Many metals, as well as stocks, have been shining quite brightly recently. There seems to be one metal lacking in the game however, and that’s silver. Precious metals as well as industrial metals have had a decent run over the last months, but none of them has started as low as silver has, which might turn out to be an opportunity for traders.
Silver is the bourgeois (retail) metal in the precious metals space, whereas gold is the institutional and central bank metal of choice. Palladium and platinum are the industrial precious metals, while silver is also a bit of a hybrid, half investment and half industrial metal, used in PV´s and electronics. Nothing copper does, silver cannot do better – just that it’s way more expensive.
Silver: Supply and demand
The demand and especially the supply side in silver is quite difficult and opaque to value. Most silver is mined as a side product from zinc, copper or gold, which is why its price does not always react logically towards the identifiable demand and supply picture. Therefore, silver lives this quiet life until it doesn’t anymore, and when it finally moves, it is known for strong dynamic moves.

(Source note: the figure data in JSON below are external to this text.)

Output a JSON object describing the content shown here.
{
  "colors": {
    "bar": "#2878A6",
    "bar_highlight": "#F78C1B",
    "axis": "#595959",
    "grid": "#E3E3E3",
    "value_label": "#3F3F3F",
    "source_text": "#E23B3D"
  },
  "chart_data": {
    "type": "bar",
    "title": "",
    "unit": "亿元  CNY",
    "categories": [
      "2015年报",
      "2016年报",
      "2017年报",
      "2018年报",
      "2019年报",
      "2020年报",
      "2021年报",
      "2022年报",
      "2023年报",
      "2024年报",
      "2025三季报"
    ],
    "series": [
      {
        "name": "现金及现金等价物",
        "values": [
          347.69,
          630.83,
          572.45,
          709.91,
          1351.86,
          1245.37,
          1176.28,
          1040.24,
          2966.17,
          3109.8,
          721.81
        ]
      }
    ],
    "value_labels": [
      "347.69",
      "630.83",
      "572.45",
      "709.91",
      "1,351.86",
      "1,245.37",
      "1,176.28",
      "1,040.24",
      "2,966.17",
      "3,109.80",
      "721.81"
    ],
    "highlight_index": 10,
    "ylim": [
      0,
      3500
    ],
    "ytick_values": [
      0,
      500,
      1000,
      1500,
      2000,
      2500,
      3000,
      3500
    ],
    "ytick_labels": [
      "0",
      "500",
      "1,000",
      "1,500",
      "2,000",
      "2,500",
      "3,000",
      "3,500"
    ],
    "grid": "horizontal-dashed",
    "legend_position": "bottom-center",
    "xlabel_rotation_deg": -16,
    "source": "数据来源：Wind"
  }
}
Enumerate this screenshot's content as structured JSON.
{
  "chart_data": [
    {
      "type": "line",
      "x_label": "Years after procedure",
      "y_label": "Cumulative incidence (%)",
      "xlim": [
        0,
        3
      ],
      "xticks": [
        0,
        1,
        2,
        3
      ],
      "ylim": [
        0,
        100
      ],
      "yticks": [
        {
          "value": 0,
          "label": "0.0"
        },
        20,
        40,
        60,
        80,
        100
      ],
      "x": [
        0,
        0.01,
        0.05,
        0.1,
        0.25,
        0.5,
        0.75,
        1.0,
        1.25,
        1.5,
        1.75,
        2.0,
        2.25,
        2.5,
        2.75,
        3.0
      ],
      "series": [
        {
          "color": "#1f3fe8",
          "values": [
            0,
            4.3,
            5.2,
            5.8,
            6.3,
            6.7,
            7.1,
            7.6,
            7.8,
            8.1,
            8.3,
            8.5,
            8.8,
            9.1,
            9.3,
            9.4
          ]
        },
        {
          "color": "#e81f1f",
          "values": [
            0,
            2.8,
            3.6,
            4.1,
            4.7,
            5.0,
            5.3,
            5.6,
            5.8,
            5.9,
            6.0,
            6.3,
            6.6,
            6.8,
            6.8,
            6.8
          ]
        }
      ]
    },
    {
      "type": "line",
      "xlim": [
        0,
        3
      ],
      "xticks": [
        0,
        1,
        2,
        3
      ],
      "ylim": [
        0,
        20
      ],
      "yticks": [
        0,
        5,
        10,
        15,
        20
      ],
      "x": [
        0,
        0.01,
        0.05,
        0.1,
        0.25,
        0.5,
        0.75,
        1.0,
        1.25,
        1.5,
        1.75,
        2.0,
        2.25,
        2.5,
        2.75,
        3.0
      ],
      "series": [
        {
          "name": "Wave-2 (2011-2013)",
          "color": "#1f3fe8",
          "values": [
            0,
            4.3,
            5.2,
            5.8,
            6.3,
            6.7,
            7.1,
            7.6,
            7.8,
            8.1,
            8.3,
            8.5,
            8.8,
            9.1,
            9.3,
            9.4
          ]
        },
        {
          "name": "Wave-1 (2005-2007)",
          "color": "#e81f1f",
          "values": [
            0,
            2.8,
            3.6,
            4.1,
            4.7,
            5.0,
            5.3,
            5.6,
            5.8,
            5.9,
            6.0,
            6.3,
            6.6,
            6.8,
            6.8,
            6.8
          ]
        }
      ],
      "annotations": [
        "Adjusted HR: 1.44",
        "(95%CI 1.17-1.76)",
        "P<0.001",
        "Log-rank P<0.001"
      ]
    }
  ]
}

The demand side for silver comes closer to copper than anything else on the industrial side, and it shadows gold on the investment side, until it takes the lead itself, which tends to happen in the final phases of precious metals runs.
Maybe the needed trigger on the investment side finally will arrive after many retail investors have been burned on crypto and will be looking elsewhere.
The supply side for silver looks to be diminishing and finally turning into a situation where the storage and above ground material from coins and bars is getting into a deficit position. Recent numbers from the different exchanges indicate that the available ounces are getting less and less, shown by the COMEX registered ounces chart below. LBMA Reserve ounces have also been falling through the year of 2022, even though not as aggressively as COMEX, but the direction is clear, there are less silver ounces available above ground.
Looking at the silver price chart below, the bullish case also becomes visible there. At least it contains a nice bullish risk vs reward setup. Beware though, should the overall markets get into turmoil again, silver can be expected to follow stocks and copper down, and potentially decouple from gold, but with silver, it’s never a given.
Reading from the five-year weekly chart above, the first major resistance point in silver is $22,50 on the spot contract, where we are now as I am writing. A high potential break upwards through $22.50 and close above should negate the last bearish structure, shown as the corrective falling A-B-C channel in the chart.
A break up will open for a more bullish 5 wave trend move and longer-term bullish outlook. The importance of the pivot around $22,50 cannot be overestimated because it can ignite a multitude of new higher targets.
The first mathematical objective is around $24.60, but the overhand is between $29 and $30, which I think will be seen. If $30 is broken properly (weekly close) then the real party begins. If it happens, you will read articles with objectives at $50 and even $100 come alive. The $50 can be argued from a chart point, the rest is not relevant now.
One way to engage could be here around $22,50. Another way is to give it time for a setback towards $21,50 or wait till the price has broken the $22,50 level decisively. My own preferred approach is to be both early and late, eventually do all three points, thereby keeping the exposure in line. Selling here is not in my cards.
To project this outlook and your position, the price of silver must stay above $17,50 structurally, but that is too far away, why we have a trading stop put in at a close below $20, keeping the risk in line. This provides for a very attractive risk reward play. Remember the weaker USD of late, together with the Federal Reserve, they have given markets a nice run already, so we might be in the last steps of the first move upwards in silver. Yours truly is not too comfortable with the current stock market levels in the West.
- Investors buying physical gold as Middle East crisis ratchets up
- Gold bullion owners hold onto their investment insurance as prices erase losses
- Investors are buying gold bullion, but are selling silver
Another way to play this, outside silver futures, Exchange Traded Products, Contracts for Difference and Spread Betting, is through silver stocks, which have lots of leverage and beta towards the silver price, but also towards the general stock market, so start easy here. Project developers will have the most torque, where producers and royalty companies will be the safer plays, because of their positive cash flow and thereby their own ability to stay alive without extra oxygen through financings, since they all are profitable at $20/oz silver.